Note: you will need to begin this recipe several hours before you want to eat, or even the day before, as the chicken needs time to marinate.
For the jerk spice paste, place the ginger, garlic, chillies and oil in a small bowl and stir to combine. Add the allspice, cinnamon, paprika, thyme, sugar, salt and pepper, and stir well. Rub the spice paste all over the chicken legs – you may want to wear gloves for this as the chillies are mighty hot! Cover and leave to marinate in the fridge for 2 hours, or preferably overnight.
When you are ready to cook the chicken, light the barbecue. If you are using a gas barbecue, fire up one side to get it really hot; if you are using charcoal, heap the coals to one side to give you a hot side and a cool side. Place the chicken on the hot side and cook for about 10–15 minutes, turning regularly until lightly charred all over. Then move to the cool side of the grill and shut the lid. Leave for 20–30 minutes, until cooked through, turning occasionally – the cooking time very much depends on the temperature of the grill and the size of the chicken legs. It’s better to cook low and slow than end up with a charred outside and a raw inside. If you have a meat thermometer, the internal temperature should be 75°C/170°F.
While the chicken is grilling, make the rice and peas. Take a medium-sized saucepan with a snug-fitting lid and add the rice. Pour in the coconut milk and 200ml water and add the allspice, thyme, oregano and chilli. Stir well and leave to soak for 30 minutes.

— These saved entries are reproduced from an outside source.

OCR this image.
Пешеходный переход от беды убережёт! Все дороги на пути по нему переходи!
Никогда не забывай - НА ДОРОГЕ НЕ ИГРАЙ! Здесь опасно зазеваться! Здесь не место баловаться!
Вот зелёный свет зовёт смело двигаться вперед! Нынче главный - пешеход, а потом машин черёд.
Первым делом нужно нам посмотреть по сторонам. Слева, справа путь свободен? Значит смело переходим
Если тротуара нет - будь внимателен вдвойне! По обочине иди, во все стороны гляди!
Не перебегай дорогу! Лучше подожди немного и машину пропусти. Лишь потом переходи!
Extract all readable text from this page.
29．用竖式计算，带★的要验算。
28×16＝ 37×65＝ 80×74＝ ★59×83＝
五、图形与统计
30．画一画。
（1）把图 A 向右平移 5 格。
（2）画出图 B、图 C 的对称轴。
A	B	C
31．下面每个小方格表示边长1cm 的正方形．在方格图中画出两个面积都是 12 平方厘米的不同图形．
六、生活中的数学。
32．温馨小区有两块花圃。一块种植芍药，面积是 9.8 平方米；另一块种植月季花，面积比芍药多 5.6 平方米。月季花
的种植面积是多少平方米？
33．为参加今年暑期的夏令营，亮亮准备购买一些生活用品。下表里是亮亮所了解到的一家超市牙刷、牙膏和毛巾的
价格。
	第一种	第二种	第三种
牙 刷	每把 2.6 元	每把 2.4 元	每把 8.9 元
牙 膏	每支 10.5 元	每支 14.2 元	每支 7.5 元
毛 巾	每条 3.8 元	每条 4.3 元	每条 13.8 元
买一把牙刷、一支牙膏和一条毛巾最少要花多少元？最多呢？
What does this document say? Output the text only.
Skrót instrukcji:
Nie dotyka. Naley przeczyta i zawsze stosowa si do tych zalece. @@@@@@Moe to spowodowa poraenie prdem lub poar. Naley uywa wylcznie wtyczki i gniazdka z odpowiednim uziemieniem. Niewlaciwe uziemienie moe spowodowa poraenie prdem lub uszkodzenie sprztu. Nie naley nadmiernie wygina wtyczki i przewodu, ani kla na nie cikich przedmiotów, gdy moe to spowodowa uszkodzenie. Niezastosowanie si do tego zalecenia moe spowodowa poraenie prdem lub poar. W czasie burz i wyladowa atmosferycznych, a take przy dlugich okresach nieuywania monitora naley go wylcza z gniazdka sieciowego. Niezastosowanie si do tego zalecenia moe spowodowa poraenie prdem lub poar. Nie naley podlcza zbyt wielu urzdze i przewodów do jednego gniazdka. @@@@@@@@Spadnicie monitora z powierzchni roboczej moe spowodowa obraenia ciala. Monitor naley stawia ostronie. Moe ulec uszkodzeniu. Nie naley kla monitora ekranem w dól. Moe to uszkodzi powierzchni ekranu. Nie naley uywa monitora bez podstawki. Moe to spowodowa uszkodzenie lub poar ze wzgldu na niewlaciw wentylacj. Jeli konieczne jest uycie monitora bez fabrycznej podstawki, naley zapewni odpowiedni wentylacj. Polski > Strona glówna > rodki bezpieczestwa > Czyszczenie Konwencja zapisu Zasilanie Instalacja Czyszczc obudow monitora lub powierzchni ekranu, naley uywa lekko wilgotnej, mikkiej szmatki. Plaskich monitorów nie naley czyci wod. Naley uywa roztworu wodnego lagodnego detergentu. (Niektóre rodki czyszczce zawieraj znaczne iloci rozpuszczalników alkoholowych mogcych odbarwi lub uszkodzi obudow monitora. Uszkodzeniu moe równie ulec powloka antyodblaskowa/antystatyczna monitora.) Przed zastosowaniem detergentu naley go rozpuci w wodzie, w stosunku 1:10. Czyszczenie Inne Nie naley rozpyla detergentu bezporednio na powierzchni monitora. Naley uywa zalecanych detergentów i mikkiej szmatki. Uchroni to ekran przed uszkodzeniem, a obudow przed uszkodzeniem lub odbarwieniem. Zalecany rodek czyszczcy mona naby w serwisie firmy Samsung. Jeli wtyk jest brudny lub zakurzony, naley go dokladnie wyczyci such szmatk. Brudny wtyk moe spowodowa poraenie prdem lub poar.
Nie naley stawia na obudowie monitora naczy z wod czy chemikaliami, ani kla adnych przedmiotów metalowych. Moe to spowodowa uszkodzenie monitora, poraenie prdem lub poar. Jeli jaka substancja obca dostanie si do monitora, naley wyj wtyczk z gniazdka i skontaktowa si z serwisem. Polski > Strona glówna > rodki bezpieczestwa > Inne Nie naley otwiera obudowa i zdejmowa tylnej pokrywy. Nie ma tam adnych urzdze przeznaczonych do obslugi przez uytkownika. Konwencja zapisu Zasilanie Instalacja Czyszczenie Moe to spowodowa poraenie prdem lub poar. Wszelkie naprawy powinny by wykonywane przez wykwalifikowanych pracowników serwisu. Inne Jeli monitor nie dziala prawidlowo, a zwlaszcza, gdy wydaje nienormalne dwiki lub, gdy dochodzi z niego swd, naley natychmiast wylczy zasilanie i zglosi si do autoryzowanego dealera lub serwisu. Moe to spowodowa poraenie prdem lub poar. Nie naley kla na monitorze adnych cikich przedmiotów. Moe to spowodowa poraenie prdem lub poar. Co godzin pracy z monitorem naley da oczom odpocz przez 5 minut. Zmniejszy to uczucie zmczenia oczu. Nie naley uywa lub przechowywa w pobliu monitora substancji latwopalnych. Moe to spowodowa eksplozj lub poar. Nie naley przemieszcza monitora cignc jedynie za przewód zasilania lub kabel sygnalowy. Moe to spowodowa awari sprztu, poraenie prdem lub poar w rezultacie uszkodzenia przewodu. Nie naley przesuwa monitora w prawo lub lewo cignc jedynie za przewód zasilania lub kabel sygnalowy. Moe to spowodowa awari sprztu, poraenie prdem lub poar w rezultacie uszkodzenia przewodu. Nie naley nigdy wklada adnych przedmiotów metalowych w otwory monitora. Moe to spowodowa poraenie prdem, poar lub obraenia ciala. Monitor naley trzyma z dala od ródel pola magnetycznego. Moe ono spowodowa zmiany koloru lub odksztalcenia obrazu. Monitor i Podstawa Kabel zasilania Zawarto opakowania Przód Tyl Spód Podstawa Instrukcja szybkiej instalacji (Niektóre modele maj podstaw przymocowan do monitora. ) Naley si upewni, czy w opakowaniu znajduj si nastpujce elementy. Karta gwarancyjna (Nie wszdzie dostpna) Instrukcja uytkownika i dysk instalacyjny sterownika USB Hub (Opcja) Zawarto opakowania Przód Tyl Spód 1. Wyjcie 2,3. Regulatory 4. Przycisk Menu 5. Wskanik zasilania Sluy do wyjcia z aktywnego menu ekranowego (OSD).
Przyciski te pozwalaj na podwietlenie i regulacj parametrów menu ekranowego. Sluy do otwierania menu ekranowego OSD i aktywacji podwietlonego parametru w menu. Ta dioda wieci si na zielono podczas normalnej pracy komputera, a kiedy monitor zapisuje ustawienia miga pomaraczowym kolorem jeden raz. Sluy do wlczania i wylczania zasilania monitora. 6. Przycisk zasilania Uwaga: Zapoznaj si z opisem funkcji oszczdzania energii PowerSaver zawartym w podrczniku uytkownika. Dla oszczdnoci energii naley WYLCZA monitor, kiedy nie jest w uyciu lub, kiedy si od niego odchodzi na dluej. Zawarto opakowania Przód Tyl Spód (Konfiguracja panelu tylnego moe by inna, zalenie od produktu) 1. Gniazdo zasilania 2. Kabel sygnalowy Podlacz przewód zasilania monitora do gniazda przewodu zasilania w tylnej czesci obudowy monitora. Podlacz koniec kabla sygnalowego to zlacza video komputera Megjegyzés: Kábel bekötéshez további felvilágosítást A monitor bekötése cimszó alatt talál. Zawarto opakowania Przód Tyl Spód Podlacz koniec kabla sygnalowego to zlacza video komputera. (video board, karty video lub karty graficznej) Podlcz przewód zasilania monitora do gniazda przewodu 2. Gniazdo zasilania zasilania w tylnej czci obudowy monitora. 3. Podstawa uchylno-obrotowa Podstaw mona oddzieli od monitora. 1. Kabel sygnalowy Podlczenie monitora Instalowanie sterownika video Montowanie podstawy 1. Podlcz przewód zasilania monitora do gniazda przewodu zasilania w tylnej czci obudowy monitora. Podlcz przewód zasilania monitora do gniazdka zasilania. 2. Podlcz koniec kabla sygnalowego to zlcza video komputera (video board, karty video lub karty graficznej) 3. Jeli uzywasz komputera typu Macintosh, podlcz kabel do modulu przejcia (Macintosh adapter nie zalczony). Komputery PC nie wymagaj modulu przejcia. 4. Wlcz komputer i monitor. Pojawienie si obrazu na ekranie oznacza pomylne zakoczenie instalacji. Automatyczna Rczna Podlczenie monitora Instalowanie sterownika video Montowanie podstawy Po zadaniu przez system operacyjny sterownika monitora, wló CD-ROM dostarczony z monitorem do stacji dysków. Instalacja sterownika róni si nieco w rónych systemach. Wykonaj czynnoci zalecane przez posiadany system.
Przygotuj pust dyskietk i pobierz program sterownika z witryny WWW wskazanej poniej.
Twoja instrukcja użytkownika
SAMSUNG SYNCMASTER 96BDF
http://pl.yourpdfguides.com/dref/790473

Stir the black beans through the rice and set over a medium heat. Bring to the boil, clamp on the lid and boil for exactly 1 minute. Turn off the heat, but do not remove the lid. Leave the rice to finish cooking undisturbed for 13 minutes. Remove the lid and fluff lightly with a fork. Season to taste with a little salt and freshly ground black pepper, then serve the chicken alongside the rice and peas with lime wedges on the side.